Na música “Nuit”, assistimos uma jornada aflita e pouco concreta. Acompanha a música um clipe de imagens do jogo de vídeo game de mesmo nome lançado para promoção da faixa, compatível com os sistemas IOS e Android. A noite, como diz a letra, desperta fúria e rancor, enquanto as figuras sem rosto passeiam por lugares imaginados, e que revela uma busca por encontrar a própria inocência, cujas reminiscências ficam na capacidade de imaginação. Por isso Yndi defende que animações e os jogos não são exclusivamente para crianças e adolescentes. Emerge também em “Nuit” a melancolia, que já estava presente no Dream Koala, mas mais através de uma ambiência sonora do que no novo disco.

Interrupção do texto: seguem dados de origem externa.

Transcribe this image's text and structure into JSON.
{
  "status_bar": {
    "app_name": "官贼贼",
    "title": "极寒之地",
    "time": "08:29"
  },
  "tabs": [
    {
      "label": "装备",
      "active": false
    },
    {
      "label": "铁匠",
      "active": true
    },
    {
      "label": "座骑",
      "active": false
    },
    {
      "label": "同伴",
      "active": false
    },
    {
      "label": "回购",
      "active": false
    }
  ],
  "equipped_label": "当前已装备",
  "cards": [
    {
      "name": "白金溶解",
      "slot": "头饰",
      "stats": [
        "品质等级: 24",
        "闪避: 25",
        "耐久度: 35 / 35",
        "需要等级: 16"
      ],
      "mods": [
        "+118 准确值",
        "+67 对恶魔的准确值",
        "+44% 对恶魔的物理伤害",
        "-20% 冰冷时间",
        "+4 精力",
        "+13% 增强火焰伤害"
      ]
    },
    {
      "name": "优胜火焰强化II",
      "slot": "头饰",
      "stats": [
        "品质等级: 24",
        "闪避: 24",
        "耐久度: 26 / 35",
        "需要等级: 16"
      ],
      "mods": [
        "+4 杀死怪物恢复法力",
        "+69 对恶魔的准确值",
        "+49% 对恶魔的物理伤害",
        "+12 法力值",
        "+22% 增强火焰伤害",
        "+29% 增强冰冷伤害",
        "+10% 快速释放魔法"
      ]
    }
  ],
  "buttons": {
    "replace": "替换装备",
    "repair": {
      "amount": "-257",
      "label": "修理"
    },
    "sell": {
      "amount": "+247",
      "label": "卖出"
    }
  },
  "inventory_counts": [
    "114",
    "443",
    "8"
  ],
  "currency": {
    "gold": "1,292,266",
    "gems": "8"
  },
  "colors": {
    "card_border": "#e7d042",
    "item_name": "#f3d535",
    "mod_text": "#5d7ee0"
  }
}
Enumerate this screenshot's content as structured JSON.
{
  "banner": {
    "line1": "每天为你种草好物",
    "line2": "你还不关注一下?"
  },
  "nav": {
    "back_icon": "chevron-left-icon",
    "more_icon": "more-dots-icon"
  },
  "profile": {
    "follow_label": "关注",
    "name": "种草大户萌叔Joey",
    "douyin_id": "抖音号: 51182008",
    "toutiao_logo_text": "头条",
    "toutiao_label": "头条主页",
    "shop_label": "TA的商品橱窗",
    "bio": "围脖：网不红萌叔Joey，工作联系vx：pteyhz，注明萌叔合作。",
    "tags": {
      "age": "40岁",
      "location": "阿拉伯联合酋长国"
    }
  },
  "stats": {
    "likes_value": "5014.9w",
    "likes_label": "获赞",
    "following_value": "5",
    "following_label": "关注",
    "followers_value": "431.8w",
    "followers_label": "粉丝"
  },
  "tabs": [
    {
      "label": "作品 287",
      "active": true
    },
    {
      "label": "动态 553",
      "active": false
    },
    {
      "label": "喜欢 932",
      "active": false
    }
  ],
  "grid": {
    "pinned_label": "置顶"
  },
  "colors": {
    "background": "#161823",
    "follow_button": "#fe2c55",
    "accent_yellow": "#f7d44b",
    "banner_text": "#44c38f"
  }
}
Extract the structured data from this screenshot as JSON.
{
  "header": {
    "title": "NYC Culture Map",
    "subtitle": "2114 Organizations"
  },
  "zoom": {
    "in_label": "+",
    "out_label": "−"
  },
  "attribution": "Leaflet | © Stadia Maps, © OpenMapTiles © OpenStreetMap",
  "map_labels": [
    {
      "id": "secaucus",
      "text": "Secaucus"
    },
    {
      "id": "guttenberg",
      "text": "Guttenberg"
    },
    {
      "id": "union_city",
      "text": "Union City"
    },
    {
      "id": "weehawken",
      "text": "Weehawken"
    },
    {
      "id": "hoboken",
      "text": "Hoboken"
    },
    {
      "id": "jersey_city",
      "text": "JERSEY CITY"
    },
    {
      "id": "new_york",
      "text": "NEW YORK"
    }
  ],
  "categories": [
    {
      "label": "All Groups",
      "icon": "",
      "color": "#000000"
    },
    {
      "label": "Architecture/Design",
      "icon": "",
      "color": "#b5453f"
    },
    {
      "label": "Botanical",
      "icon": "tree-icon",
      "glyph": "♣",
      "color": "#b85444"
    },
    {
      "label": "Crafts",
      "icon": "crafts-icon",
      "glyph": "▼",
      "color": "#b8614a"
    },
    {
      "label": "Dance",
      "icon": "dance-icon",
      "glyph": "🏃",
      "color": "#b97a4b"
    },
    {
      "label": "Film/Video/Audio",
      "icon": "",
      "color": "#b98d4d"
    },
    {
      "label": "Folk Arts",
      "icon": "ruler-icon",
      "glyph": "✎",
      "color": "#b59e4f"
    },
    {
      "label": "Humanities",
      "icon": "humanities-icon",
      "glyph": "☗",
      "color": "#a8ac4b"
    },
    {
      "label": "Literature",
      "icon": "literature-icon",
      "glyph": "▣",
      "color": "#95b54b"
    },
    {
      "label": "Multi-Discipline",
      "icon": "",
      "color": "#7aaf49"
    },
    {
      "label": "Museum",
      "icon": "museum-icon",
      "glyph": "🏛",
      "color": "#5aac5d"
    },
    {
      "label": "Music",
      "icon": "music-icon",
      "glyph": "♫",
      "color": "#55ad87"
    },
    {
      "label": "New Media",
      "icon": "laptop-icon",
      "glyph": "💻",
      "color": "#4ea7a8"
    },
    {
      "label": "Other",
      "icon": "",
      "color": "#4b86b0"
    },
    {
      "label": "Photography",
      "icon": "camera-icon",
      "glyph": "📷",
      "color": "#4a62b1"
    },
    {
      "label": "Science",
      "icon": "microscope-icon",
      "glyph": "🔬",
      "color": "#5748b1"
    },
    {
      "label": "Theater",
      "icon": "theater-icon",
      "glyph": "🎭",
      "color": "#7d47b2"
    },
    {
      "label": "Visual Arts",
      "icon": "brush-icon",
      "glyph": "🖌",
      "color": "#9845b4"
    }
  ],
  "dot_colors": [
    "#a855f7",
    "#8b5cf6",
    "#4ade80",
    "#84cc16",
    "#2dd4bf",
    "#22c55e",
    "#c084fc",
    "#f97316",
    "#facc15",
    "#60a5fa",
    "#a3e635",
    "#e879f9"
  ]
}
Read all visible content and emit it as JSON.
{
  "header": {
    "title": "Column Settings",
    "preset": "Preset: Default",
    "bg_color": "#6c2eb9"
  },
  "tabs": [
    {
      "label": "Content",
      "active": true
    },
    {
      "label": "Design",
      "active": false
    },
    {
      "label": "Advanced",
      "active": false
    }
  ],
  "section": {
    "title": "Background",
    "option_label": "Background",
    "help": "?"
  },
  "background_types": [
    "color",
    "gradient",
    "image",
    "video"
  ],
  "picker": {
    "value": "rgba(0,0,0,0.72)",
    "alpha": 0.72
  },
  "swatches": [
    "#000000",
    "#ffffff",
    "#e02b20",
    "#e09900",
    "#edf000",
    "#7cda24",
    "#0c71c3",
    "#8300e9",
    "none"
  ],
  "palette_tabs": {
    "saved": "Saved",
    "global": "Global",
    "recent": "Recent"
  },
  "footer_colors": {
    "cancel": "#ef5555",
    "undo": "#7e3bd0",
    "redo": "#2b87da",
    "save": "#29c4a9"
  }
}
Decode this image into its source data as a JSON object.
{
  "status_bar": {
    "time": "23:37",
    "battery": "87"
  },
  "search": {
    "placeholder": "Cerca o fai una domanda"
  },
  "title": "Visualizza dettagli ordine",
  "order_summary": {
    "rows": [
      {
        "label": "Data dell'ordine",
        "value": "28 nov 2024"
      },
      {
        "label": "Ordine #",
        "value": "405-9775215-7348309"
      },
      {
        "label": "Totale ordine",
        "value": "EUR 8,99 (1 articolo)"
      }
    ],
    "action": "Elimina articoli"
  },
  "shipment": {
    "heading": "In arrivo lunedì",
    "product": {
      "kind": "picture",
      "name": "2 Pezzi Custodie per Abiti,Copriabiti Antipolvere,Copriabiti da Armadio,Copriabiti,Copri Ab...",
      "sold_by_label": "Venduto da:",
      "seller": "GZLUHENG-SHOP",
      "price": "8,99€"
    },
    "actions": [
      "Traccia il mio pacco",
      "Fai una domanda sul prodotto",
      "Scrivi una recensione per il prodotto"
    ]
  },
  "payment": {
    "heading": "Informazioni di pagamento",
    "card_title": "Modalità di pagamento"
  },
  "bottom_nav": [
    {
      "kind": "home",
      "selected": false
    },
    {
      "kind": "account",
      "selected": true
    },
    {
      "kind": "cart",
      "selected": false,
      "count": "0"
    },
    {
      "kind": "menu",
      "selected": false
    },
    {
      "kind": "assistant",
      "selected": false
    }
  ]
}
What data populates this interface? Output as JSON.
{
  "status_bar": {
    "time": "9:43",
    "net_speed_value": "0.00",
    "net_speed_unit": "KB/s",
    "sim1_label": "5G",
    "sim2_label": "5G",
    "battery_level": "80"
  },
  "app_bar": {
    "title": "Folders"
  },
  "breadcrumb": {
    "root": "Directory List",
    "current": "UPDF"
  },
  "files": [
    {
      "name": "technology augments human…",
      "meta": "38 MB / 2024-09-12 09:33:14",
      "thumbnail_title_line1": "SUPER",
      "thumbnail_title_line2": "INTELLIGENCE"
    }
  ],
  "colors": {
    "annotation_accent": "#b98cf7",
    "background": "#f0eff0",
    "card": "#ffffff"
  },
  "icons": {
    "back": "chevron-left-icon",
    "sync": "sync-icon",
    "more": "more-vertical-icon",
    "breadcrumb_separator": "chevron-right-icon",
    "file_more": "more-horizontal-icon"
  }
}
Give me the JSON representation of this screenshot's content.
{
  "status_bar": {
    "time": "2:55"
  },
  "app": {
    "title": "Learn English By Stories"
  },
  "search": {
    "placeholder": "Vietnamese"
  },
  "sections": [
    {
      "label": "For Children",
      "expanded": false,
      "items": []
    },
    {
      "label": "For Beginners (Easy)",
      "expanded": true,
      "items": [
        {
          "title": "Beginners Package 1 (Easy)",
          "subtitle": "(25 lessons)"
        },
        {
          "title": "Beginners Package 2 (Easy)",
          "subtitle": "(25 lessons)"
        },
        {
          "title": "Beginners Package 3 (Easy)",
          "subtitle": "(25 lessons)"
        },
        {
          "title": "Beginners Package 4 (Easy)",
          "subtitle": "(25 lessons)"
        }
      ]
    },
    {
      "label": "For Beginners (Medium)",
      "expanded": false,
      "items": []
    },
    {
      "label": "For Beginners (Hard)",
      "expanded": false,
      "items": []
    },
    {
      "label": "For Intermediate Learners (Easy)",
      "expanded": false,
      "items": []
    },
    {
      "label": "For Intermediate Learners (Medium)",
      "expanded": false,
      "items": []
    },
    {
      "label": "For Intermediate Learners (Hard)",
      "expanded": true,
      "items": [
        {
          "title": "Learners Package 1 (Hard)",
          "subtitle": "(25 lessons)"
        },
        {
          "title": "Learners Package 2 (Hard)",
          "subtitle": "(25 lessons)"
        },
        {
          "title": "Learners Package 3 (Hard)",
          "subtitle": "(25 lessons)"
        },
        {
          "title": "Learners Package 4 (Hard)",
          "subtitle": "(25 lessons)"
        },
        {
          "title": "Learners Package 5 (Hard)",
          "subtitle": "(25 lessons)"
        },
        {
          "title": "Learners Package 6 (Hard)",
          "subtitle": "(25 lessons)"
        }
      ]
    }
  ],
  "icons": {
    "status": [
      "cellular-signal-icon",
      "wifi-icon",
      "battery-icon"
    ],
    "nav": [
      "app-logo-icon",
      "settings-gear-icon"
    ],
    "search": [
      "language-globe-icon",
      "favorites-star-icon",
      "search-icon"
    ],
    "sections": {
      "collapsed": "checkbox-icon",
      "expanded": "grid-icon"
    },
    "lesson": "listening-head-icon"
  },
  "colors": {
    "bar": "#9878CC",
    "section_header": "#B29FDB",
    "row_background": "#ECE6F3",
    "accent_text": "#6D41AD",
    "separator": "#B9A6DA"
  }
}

A melancolia aparece em mais duas faixas nas quais o lado pop eletrônico fica suspenso para dar lugar a uma reverência à Bossa Nova, “O canto das ondas” e “Saudade”. Na primeira, evocando o natural e o tropical, com marcação típica do samba, que inclui até cuíca, Yndi volta às águas salgadas, do mar e das lágrimas, “o mar foi nunca voltou [...] o sal foi nunca voltou / já chorei demais / só o canto das ondas pode me curar”. Na segunda, ainda que continue mesclando português e francês, utiliza como título uma das palavras mais emblemáticas de nossa língua. A saudade é expressada como um algo que o “coração nunca vai curar”. A voz, assim como na maioria das músicas do álbum, soa doce, quase sussurrada, caracterizada pelo seu falsete. E é favorecida em “Dia de carnaval”, na qual o instrumental é dispensado para dar lugar apenas ao violão.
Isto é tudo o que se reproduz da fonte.